Just two months ago, Secretary of State John Kerry approved $1.3 billion in annual U.S. military aid to Egypt—the second largest recipient of such help after Israel.
In the past, American aid to Egypt has included armored personnel carriers, helicopters, anti-aircraft missiles, surveillance systems, fighter jets and tanks, as well as training as the U.S. poured more than $70 billion in military and economic aid into Egypt since 1948.
On Wednesday, the same military ousted Egypt's first democratically elected president, Mohammed Morsi.
The challenge for Washington now will be how to support democracy in Egypt and throughout to the Arab world, and also hold onto its foothold in the strategic region and on the border with close ally Israel.
The biggest immediate hurdle is that American law bans military or financial assistance "to the government of any country whose duly elected head of government is deposed by military coup or decree."
On Wednesday, President Barack Obama said he was "deeply concerned" about the Egyptian military's ouster, but he significantly did not use the word "coup."
However, Turkish Foreign Minister Ahmet Davutoglu told Reuters on Thursday that Morsi's dismissal was a "military coup" and branded it "unacceptable." Morsi's Muslim Brotherhood has also alleged the deposed president was the victim of a coup.
"Coup" comes from the French "coup d'etat," or "stroke of state." Webster's New World College Dictionary defines it as the "sudden, forcible overthrow of a ruler, government, etc., sometimes with violence, by a small group of people already having some political or military authority."
Most likely aware of these concerns, the Egyptian army has said it has no interest in ruling the country.
On Thursday, an Egyptian constitutional court judge appointed by Hosni Mubarak—the strongman leader ousted by the Arab Spring uprising—was sworn in as acting president.
But according to Maha Azzam, Egypt expert and associate fellow at international think tank Chatham House, the United States had not done enough to show it is defending democracy in Egypt and should condemn what she called a military coup.
Otherwise, it "will be understood in the Arab world as an antagonistic move against a Islamist president," she said. Other countries in the region will hear a message that American pro-democracy rhetoric is not matched by its action.
"Despite [the United States'] words for the support for democracy, it is ready to see [Morsi] replaced through unconstitutional means, and that sets a bad precedent for the United States," Azzam said.
Jon Alterman at the Center of Strategic and International Studies disagreed. He said the United States has already warned Egypt's military that it needs to respect the rule of law and civilians' rights.

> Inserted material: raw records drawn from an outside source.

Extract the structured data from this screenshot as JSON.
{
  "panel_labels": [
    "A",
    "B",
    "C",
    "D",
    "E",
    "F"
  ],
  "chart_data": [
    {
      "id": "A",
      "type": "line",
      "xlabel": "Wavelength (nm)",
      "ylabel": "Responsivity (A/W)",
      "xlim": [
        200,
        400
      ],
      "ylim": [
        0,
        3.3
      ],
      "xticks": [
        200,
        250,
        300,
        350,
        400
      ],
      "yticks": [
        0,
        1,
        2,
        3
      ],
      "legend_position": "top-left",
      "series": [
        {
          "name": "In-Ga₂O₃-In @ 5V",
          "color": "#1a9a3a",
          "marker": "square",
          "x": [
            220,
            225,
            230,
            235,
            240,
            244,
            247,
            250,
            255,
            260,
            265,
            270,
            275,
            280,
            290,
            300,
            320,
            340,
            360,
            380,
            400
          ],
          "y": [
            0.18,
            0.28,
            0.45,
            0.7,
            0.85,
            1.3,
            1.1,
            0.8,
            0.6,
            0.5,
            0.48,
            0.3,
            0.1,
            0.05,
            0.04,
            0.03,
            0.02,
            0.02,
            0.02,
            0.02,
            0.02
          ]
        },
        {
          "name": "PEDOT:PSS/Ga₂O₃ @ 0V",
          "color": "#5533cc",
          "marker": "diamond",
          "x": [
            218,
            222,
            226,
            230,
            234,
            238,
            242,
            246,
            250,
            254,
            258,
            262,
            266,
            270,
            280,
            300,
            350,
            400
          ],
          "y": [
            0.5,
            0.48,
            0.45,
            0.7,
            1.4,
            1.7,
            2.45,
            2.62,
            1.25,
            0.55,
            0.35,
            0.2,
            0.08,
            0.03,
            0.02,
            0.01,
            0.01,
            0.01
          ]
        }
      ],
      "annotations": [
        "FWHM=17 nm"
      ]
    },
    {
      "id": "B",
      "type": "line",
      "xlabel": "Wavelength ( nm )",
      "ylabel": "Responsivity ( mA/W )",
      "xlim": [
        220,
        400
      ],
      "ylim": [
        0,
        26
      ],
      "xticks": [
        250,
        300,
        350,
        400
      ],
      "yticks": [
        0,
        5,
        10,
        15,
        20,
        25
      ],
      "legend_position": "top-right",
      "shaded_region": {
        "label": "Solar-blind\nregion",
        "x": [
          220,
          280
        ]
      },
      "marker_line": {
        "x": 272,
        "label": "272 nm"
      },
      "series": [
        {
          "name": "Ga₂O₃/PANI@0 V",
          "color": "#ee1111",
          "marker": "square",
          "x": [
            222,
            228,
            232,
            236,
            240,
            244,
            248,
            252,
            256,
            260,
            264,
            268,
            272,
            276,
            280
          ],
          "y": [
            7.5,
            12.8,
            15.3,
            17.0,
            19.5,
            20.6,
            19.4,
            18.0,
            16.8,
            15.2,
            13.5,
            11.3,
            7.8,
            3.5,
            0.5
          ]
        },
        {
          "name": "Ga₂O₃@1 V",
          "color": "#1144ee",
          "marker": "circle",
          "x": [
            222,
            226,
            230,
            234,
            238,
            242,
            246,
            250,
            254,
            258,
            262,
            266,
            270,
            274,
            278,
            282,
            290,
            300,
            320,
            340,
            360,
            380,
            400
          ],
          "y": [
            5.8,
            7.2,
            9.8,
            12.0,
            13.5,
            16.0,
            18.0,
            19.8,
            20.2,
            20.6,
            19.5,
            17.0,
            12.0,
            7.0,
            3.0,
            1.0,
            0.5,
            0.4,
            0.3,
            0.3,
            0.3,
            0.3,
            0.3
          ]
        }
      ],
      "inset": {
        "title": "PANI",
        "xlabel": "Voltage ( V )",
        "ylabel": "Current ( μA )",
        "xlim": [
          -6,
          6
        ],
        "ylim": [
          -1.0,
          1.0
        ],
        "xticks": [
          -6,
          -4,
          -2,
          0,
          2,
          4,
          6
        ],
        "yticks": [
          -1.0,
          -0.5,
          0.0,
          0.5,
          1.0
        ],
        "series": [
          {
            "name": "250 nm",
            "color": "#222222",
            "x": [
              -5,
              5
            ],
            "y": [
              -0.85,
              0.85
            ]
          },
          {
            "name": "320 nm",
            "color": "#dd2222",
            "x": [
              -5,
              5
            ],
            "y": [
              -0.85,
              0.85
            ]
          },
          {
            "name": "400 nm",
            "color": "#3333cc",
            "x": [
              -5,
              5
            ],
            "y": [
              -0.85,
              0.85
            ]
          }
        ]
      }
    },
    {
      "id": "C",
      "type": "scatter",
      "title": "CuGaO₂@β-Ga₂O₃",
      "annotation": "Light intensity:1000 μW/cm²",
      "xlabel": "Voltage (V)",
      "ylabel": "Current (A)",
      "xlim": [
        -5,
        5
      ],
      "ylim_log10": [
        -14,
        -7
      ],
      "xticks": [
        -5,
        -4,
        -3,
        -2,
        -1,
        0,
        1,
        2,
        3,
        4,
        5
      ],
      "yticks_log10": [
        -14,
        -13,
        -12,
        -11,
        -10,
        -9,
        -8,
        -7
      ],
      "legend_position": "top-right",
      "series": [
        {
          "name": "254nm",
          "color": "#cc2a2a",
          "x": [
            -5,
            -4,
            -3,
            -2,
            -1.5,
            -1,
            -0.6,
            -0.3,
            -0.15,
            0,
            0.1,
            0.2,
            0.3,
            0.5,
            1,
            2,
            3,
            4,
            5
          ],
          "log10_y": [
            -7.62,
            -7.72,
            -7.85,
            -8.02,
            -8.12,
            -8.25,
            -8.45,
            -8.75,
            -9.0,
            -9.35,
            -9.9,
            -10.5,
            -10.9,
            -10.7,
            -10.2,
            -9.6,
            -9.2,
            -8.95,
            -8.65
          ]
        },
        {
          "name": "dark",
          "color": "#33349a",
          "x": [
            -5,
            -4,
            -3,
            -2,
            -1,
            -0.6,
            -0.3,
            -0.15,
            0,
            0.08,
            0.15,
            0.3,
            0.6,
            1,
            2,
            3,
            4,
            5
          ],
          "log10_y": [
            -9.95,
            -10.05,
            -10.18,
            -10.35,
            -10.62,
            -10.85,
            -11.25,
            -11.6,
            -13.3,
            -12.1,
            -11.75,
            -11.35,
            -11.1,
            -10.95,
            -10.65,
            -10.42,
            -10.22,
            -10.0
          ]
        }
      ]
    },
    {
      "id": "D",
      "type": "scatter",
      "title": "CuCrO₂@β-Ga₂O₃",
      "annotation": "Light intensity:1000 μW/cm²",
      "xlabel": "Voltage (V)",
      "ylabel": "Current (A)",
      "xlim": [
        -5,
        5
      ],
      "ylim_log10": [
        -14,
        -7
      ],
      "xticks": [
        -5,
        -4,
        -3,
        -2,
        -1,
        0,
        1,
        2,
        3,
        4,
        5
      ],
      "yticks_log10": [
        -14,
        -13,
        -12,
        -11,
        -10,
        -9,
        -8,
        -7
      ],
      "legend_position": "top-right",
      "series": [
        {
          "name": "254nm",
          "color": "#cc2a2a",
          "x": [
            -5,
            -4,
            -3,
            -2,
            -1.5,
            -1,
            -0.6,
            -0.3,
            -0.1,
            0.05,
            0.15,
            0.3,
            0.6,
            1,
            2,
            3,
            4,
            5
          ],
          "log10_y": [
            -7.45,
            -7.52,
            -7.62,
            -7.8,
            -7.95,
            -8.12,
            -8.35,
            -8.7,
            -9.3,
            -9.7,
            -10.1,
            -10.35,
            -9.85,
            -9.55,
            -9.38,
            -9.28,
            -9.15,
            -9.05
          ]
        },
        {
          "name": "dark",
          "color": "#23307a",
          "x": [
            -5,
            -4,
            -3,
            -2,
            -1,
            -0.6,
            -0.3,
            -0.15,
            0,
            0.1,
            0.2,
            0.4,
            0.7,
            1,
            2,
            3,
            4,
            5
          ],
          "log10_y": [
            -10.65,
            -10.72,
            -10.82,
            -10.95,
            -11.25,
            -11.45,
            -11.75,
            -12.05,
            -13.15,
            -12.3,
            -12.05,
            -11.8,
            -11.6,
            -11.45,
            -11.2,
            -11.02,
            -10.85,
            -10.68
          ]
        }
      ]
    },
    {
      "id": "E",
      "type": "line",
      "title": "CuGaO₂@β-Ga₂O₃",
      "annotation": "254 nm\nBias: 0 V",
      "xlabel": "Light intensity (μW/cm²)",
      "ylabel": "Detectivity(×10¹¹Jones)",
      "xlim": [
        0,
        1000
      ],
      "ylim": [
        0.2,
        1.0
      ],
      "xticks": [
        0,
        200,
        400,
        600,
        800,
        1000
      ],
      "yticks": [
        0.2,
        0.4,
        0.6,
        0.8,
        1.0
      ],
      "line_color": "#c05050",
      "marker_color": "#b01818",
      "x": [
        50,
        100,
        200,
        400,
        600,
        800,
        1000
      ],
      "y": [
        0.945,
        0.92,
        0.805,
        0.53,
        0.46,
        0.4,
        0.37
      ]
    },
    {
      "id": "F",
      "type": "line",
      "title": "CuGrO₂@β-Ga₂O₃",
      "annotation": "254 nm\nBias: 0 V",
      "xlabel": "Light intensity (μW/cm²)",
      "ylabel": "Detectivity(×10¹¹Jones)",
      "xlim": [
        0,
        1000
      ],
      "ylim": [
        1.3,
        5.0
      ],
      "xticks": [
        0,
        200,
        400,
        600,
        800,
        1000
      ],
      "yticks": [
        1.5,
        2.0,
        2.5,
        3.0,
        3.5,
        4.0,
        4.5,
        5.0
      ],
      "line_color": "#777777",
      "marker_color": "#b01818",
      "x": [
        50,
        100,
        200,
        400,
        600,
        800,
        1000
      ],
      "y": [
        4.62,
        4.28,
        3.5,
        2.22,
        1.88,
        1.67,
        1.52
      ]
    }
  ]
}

It has also made clear that it supports a broad-based "consultative" approach that includes Egyptians from across the political spectrum.
"[The United States] has cautioned [the military] about the implications of a removing a democratically elected government," Alterman said. "It seems to me the U.S. statements support broad consultations."
While the Obama administration may say it supports democracy, by backing the military that just overthrew a democratically elected government, the United States is doing the opposite, according to Azzam.
In addition, she said, the stance risks alienating a huge swath of the population: Muslim Brotherhood supporters.
"The Muslim Brotherhood have shown a commitment to the democratic process and non-violence," Azzam said. Morsi's ouster could result in "Islamist activists saying democracy doesn't work and doesn't deliver if you are an Islamist."
Now that they face disillusionment, the worry is that they and other political Muslims will denied a place in politics.
"We can't have an open society that is only open to secularists and leftists. Everyone has a right to engage politically," Azzam said.
Alterman agreed that involving all sectors of society is essential to helping build a healthy democracy.
"The whole purpose of the democratic process is not to make the winners feel good about winning but for those who lost to feel that they can win in the future," he said.
But in the end, the United States will have a limited impact on whether or not democracy takes root in Egypt, Alterman said.
"What the U.S. says and does may move the needle to some degree, but there will be a lot of Egyptians who believe that the U.S. has done the wrong thing no matter what it says or does," he added.